Hrm, I was thinking more about well choreographed fight scenes than modern frantic pacing.

I ... kind of lost my own train of thought and didn't really directly reply sensibly to your comment, sorry.

I went off into how a bunch (not all, but a good deal) of modern fight choreography has basically been ruined by both the fighters and the camera being able to be fully digital.... and forgot to write that part, lol.

Whole lotta stuff is a comic book fights now, uses cartoon logic, isn't visceral and technical, isn't compelling if you've ever been in a real fight.


... anyway, the modern frantic pacing of everything is done basically because a rapid, jarring scene transition catches your eyes when you, who have a negative attention span due to brainrot, are about to look away.

So, in one sense, they are achieving their goal, keeping the attention of those with no ability to focus... but in another way... there is no meaning they wish to convey.

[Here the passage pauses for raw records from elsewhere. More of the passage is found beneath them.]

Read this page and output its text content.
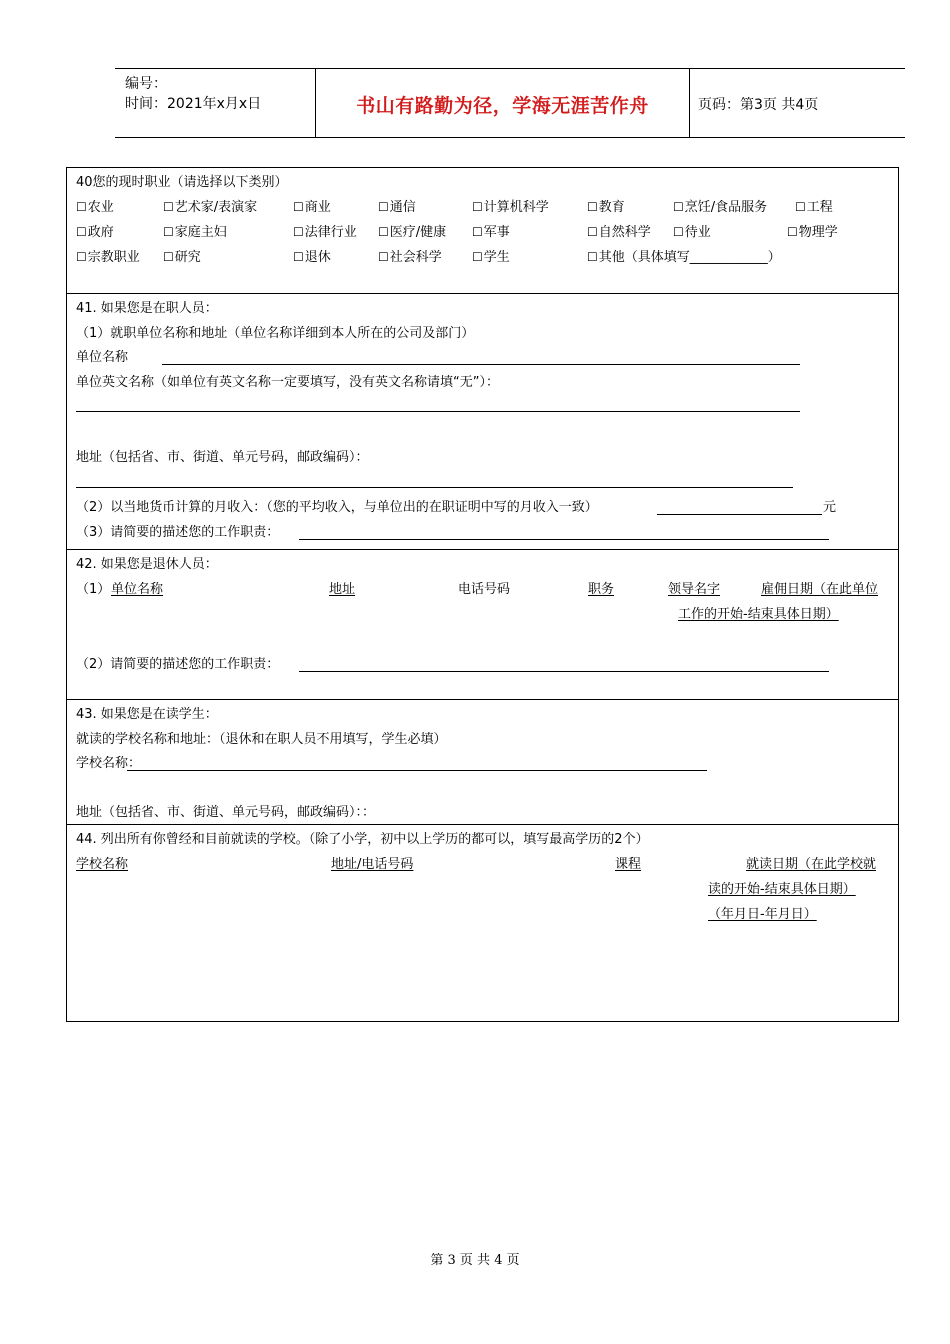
编号：
时间：2021年x月x日	书山有路勤为径，学海无涯苦作舟	页码：第3页 共4页
40您的现时职业（请选择以下类别）
☐农业	☐艺术家/表演家	☐商业	☐通信	☐计算机科学	☐教育	☐烹饪/食品服务 ☐工程
☐政府	☐家庭主妇	☐法律行业 ☐医疗/健康 ☐军事	☐自然科学 ☐待业	☐物理学
☐宗教职业 ☐研究	☐退休	☐社会科学	☐学生	☐其他（具体填写____________）
41. 如果您是在职人员：
（1）就职单位名称和地址（单位名称详细到本人所在的公司及部门）
单位名称
单位英文名称（如单位有英文名称一定要填写，没有英文名称请填“无”）：
地址（包括省、市、街道、单元号码，邮政编码）：
（2）以当地货币计算的月收入：（您的平均收入，与单位出的在职证明中写的月收入一致）	元
（3）请简要的描述您的工作职责：
42. 如果您是退休人员：
（1） 单位名称	地址	电话号码	职务	领导名字	雇佣日期（在此单位
工作的开始-结束具体日期）
（2）请简要的描述您的工作职责：
43. 如果您是在读学生：
就读的学校名称和地址：（退休和在职人员不用填写，学生必填）
学校名称：
地址（包括省、市、街道、单元号码，邮政编码）：：
44. 列出所有你曾经和目前就读的学校。（除了小学，初中以上学历的都可以，填写最高学历的2个）
学校名称	地址/电话号码	课程	就读日期（在此学校就
读的开始-结束具体日期）
（年月日-年月日）
第 3 页 共 4 页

There's no real message to slop.

But when you firehose it very fast, in high volumes and vibrant colors... well it does hold a lot of people's attention very well.


So, given my previous definition of art, and hyperfrantic pacing for a dumb story full of plot holes, that move so fast you can't keep up with them visually or conceptually... where that is the point, to be a slop-hose of meaninglessness?

I think I would call that Anti-Art.

Worse than 'bad' art. It is its antithesis.